The 2013 Drop was Expected
While the stock dropped in the summer of 2013, investors should have expected. In August 2013, the stock had a huge drop in value because it announced it planned to raise $12 million through a stock offering. In a move like this, stocks are expected to drop in value to account for the additional shares. Mandalay dropped 24% to $2.38 following the offering.

Verizon Deal will Increase Revenue
Recently, the company sealed the deal with Verizon (VZ) for its Digital Turbine Ignite and IQ products. This partnership is expected to start in the summer of 2014.

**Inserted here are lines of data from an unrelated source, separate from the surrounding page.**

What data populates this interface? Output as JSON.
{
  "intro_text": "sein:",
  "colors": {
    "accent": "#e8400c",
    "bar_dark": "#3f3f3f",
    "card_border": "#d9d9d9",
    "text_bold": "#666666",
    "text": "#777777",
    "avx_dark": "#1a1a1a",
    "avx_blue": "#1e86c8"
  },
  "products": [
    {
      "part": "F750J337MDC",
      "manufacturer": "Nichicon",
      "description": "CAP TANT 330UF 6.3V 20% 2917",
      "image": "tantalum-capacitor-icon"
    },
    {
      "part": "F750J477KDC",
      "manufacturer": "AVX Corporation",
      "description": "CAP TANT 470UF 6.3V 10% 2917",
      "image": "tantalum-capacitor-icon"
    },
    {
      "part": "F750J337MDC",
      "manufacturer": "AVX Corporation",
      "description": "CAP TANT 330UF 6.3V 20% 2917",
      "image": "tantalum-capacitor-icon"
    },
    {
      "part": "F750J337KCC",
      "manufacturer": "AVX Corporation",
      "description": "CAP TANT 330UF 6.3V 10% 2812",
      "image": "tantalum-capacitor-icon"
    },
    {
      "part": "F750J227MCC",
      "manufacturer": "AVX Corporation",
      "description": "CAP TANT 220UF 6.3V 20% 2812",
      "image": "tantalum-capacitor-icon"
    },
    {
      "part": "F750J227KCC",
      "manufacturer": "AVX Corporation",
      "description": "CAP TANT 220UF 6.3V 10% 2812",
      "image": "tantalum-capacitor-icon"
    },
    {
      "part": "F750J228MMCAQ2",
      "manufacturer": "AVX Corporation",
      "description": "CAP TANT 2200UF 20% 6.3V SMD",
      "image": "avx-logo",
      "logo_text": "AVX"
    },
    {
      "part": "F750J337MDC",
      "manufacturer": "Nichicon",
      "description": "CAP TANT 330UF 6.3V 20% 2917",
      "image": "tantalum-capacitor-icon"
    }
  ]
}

As mentioned earlier, the acquisition of MIAH, out of Australia, has made the “Ignite” product the main revenue producing product for Mandalay enabling carriers to regain the control and monetization of application delivery and installation for their customers. The IQ product is actually an interface that organizes “applications and search” customized for the individual providing revenue potential for the carrier and Mandalay.

Verizon is but one deal that this company has been putting together with big carriers. In December, it shared several new projects which include expanding its current relationship with Telstra in Australia. These deals provide access to over 1 billion subscribers.

What to Look For
Mandalay’s model is massively scalable through the cloud. Even though the company hasn’t been profitable yet, it is quickly headed in that direction because of the growth of the mobile market. Mandalay is targeting a break even EBITDA in 2014 and that should continue to raise revenue.

The company’s 3Q of 2012 revenue was just over $2 million. The 2Q of 2013 saw the continued increase in revenue recorded at $6.99 million. This will continue to grow. This rapid growth has yet to include Verizon. So investors should expect these revenues to continue to advance quickly.